Vicenza, Brighenti: “Questa piazza l’unica che poteva farmi spostare da Catanzaro: vengo per giocare”
mercoledì 15 Luglio 2026 - Ore 13:27 - Autore: Staff Trivenetogoal
Certe storie sembrano destinate a ritrovarsi. Nicolò Brighenti e il Vicenza si sono rincorsi per anni, fino a ritrovarsi ancora una volta. L’abbraccio dei tifosi, l’affetto mai svanito e una scelta che il difensore definisce quasi inevitabile: «Vicenza penso sia l’unica piazza che è riuscita a farmi spostare da Catanzaro». Un ritorno accolto con entusiasmo, quello del centrale, che torna in biancorosso con un contratto biennale e con l’obiettivo di essere un punto di riferimento dentro e fuori dal campo.
«Sono contentissimo di essere tornato – ha spiegato Brighenti –. Arrivo con motivazioni altissime e con la voglia di dare ancora una grande mano». Un legame che non si è mai spezzato, tanto che il difensore ha confessato di aver continuato a seguire il Lane anche durante gli anni trascorsi lontano dal Menti.
Nei primi giorni di ritiro ha trovato «un gruppo molto affiatato», reduce dalla promozione in Serie B e paragonabile, per entusiasmo e solidità, al Catanzaro che lui stesso contribuì a portare in cadetteria. «Sto entrando con la giusta umiltà in uno spogliatoio che ha vinto. C’è una base importante che ci può permettere di fare bene».
Brighenti conosce bene le difficoltà della Serie B, categoria affrontata nelle ultime stagioni, e invita a mantenere i piedi per terra. «Il primo obiettivo è conquistare la salvezza il prima possibile. Poi vedremo dove potremo arrivare. Serviranno entusiasmo, sacrificio e tanta voglia di lavorare».
A quasi 37 anni non pensa però a un ruolo da semplice guida per i più giovani. «Io vengo per giocare. L’obiettivo di ogni calciatore è mettere in difficoltà l’allenatore. So che potrò essere utile anche fuori dal campo, ma voglio dare il massimo soprattutto sul terreno di gioco».

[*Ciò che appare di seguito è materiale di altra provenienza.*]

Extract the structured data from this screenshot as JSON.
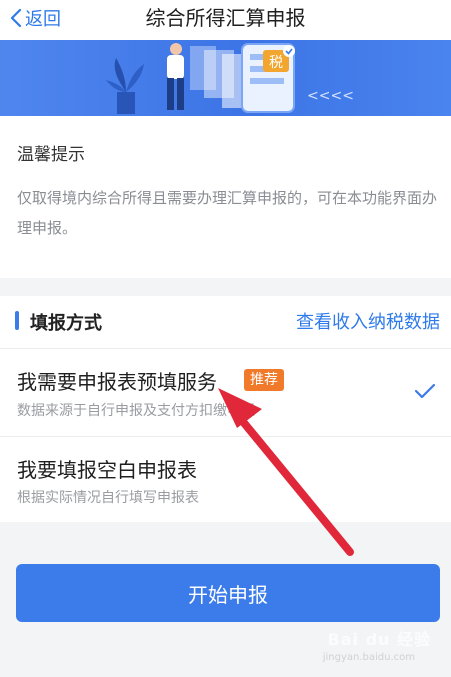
{
  "nav": {
    "back_label": "返回",
    "title": "综合所得汇算申报"
  },
  "banner": {
    "tax_char": "税",
    "chevrons": "<<<<"
  },
  "tip": {
    "title": "温馨提示",
    "body": "仅取得境内综合所得且需要办理汇算申报的，可在本功能界面办理申报。"
  },
  "method": {
    "section_title": "填报方式",
    "view_link": "查看收入纳税数据",
    "options": [
      {
        "title": "我需要申报表预填服务",
        "badge": "推荐",
        "subtitle": "数据来源于自行申报及支付方扣缴申报",
        "selected": true
      },
      {
        "title": "我要填报空白申报表",
        "subtitle": "根据实际情况自行填写申报表",
        "selected": false
      }
    ]
  },
  "start_button": "开始申报",
  "watermark": {
    "text": "Bai du 经验",
    "sub": "jingyan.baidu.com"
  },
  "colors": {
    "accent": "#3b7bea",
    "badge": "#f1792a",
    "annotation_arrow": "#e0283a"
  }
}
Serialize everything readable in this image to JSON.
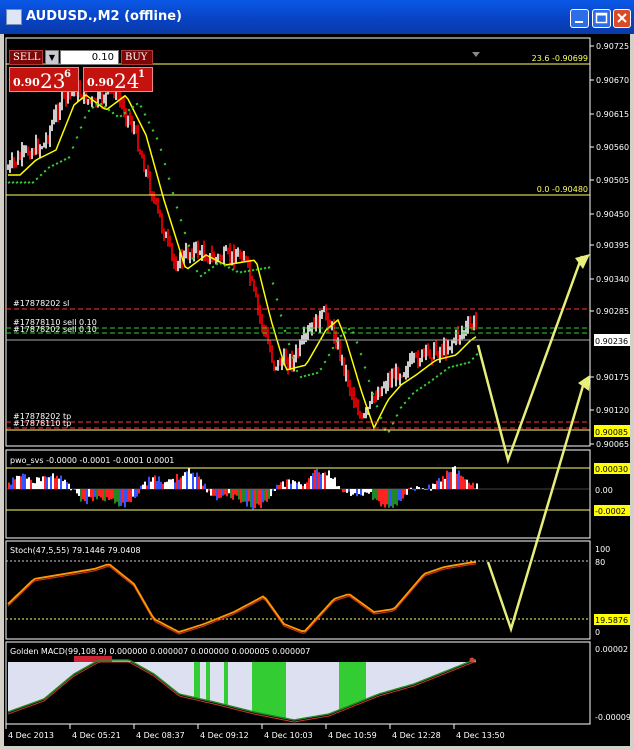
{
  "window": {
    "title": "AUDUSD.,M2 (offline)"
  },
  "trade_panel": {
    "sell_label": "SELL",
    "buy_label": "BUY",
    "lot_value": "0.10",
    "sell_price": {
      "main": "0.90",
      "big": "23",
      "sup": "6"
    },
    "buy_price": {
      "main": "0.90",
      "big": "24",
      "sup": "1"
    }
  },
  "main_chart": {
    "price_axis": [
      "0.90725",
      "0.90670",
      "0.90615",
      "0.90560",
      "0.90505",
      "0.90450",
      "0.90395",
      "0.90340",
      "0.90285",
      "0.90175",
      "0.90120",
      "0.90065"
    ],
    "current_price": "0.90236",
    "marked_price": "0.90085",
    "fib_upper": "23.6 -0.90699",
    "fib_lower": "0.0 -0.90480",
    "order_labels": [
      "#17878202 sl",
      "#17878110 sell 0.10",
      "#17878202 sell 0.10",
      "#17878202 tp",
      "#17878110 tp"
    ]
  },
  "pwo_panel": {
    "label": "pwo_svs -0.0000 -0.0001 -0.0001 0.0001",
    "level_upper": "0.00030",
    "level_zero": "0.00",
    "level_lower": "-0.0002"
  },
  "stoch_panel": {
    "label": "Stoch(47,5,55) 79.1446 79.0408",
    "axis": [
      "100",
      "80",
      "0"
    ],
    "level_marker": "19.5876"
  },
  "macd_panel": {
    "label": "Golden MACD(99,108,9) 0.000000 0.000007 0.000000 0.000005 0.000007",
    "axis_top": "0.00002",
    "axis_bottom": "-0.00009"
  },
  "time_axis": [
    "4 Dec 2013",
    "4 Dec 05:21",
    "4 Dec 08:37",
    "4 Dec 09:12",
    "4 Dec 10:03",
    "4 Dec 10:59",
    "4 Dec 12:28",
    "4 Dec 13:50"
  ],
  "colors": {
    "background": "#000000",
    "grid": "#ffffff",
    "bull_candle": "#ffffff",
    "bear_candle": "#ff0000",
    "ma_yellow": "#ffff00",
    "ma_green": "#33cc33",
    "arrow": "#e8ee7a",
    "stoch_line": "#ff9900",
    "macd_green": "#33cc33"
  }
}
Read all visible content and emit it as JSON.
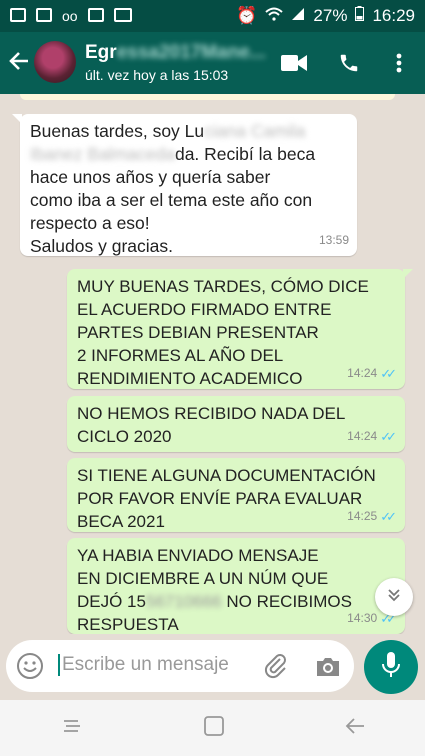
{
  "status_bar": {
    "battery": "27%",
    "time": "16:29"
  },
  "header": {
    "contact_name_visible": "Egr",
    "contact_name_hidden": "essa2017Mane...",
    "last_seen": "últ. vez hoy a las 15:03"
  },
  "messages": [
    {
      "direction": "incoming",
      "lines": [
        "Buenas tardes, soy Lu",
        "da. Recibí la beca",
        "hace unos años y quería saber",
        "como iba a ser el tema este año con",
        "respecto a eso!",
        "Saludos y gracias."
      ],
      "blurred": [
        "ciana Camila",
        "Ibanez Balmaceda"
      ],
      "time": "13:59"
    },
    {
      "direction": "outgoing",
      "lines": [
        "MUY BUENAS TARDES, CÓMO DICE",
        "EL ACUERDO FIRMADO ENTRE",
        "PARTES DEBIAN PRESENTAR",
        "2 INFORMES AL AÑO DEL",
        "RENDIMIENTO ACADEMICO"
      ],
      "time": "14:24"
    },
    {
      "direction": "outgoing",
      "lines": [
        "NO HEMOS RECIBIDO NADA DEL",
        "CICLO 2020"
      ],
      "time": "14:24"
    },
    {
      "direction": "outgoing",
      "lines": [
        "SI TIENE ALGUNA DOCUMENTACIÓN",
        "POR FAVOR ENVÍE PARA EVALUAR",
        "BECA 2021"
      ],
      "time": "14:25"
    },
    {
      "direction": "outgoing",
      "lines": [
        "YA HABIA ENVIADO MENSAJE",
        "EN DICIEMBRE A UN NÚM QUE",
        "DEJÓ 15",
        " NO RECIBIMOS",
        "RESPUESTA"
      ],
      "blurred": [
        "56710666"
      ],
      "time": "14:30"
    }
  ],
  "composer": {
    "placeholder": "Escribe un mensaje"
  },
  "colors": {
    "header": "#075e54",
    "status_bar": "#054d44",
    "outgoing": "#dcf8c6",
    "incoming": "#ffffff",
    "accent": "#00897b",
    "chat_bg": "#e5ddd5"
  }
}
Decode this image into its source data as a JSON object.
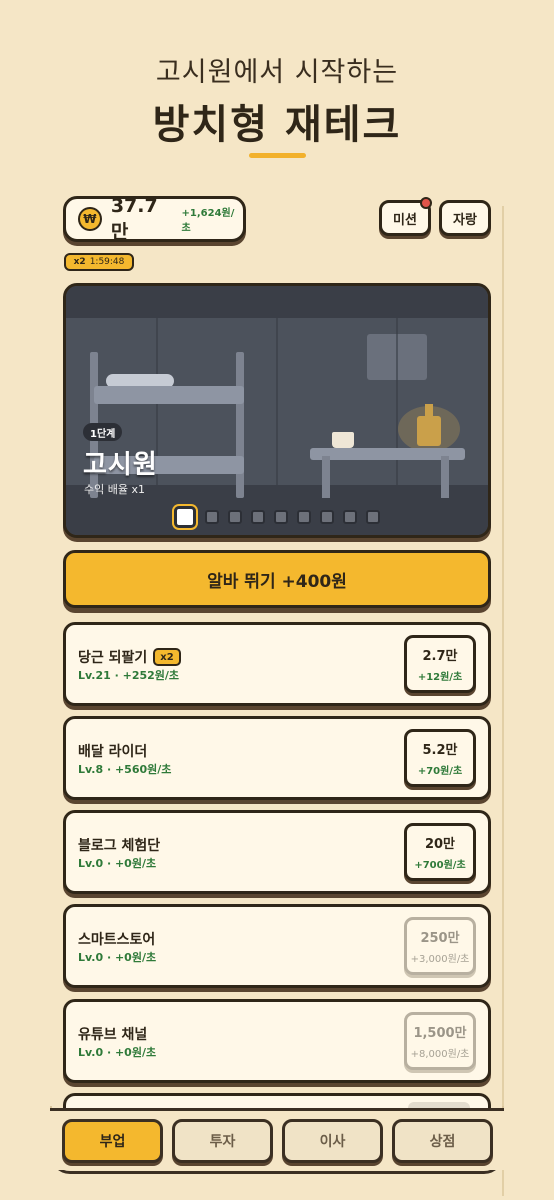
{
  "hero": {
    "subtitle": "고시원에서 시작하는",
    "title": "방치형 재테크"
  },
  "header": {
    "currency_icon": "₩",
    "money": "37.7만",
    "rate": "+1,624원/초",
    "mission_label": "미션",
    "brag_label": "자랑",
    "boost_mult": "x2",
    "boost_timer": "1:59:48"
  },
  "stage": {
    "badge": "1단계",
    "name": "고시원",
    "multiplier": "수익 배율 x1",
    "dot_count": 9,
    "active_dot": 0
  },
  "work_button": {
    "label": "알바 뛰기 +400원"
  },
  "jobs": [
    {
      "name": "당근 되팔기",
      "tag": "x2",
      "sub": "Lv.21 · +252원/초",
      "cost": "2.7만",
      "inc": "+12원/초",
      "enabled": true
    },
    {
      "name": "배달 라이더",
      "tag": "",
      "sub": "Lv.8 · +560원/초",
      "cost": "5.2만",
      "inc": "+70원/초",
      "enabled": true
    },
    {
      "name": "블로그 체험단",
      "tag": "",
      "sub": "Lv.0 · +0원/초",
      "cost": "20만",
      "inc": "+700원/초",
      "enabled": true
    },
    {
      "name": "스마트스토어",
      "tag": "",
      "sub": "Lv.0 · +0원/초",
      "cost": "250만",
      "inc": "+3,000원/초",
      "enabled": false
    },
    {
      "name": "유튜브 채널",
      "tag": "",
      "sub": "Lv.0 · +0원/초",
      "cost": "1,500만",
      "inc": "+8,000원/초",
      "enabled": false
    }
  ],
  "nav": {
    "tabs": [
      "부업",
      "투자",
      "이사",
      "상점"
    ],
    "active": 0
  },
  "colors": {
    "accent": "#f4b82e",
    "background": "#f5e6c6",
    "positive": "#2f7a39",
    "outline": "#2f2618"
  }
}
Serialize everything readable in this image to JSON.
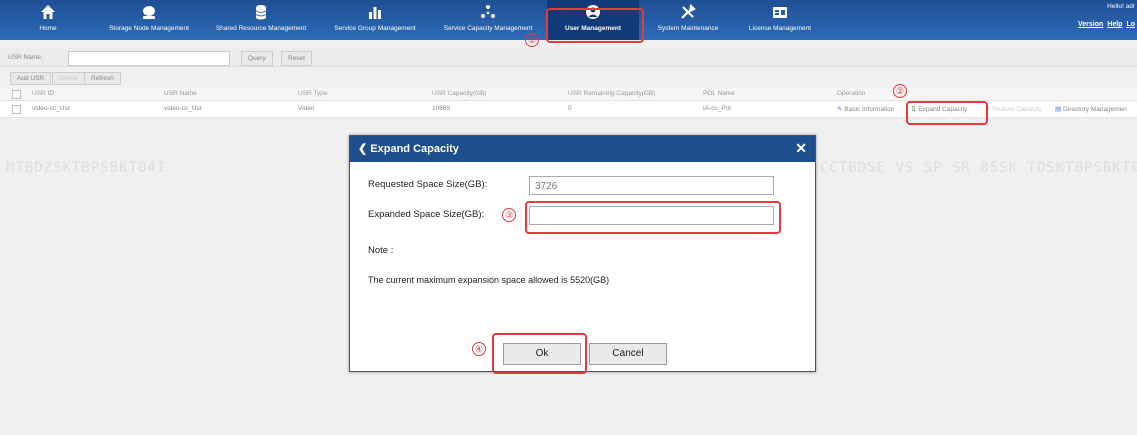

Rispetto alla sua precedente esperienza ha trovato una realtà profondamente cambiata dal punto di vista societario. «La tifoseria è rimasta la stessa, così come l’affetto della piazza. È cambiato tutto il resto, ma in positivo. Oggi Vicenza ha una proprietà solida e ci sono tutti i presupposti per costruire qualcosa di importante».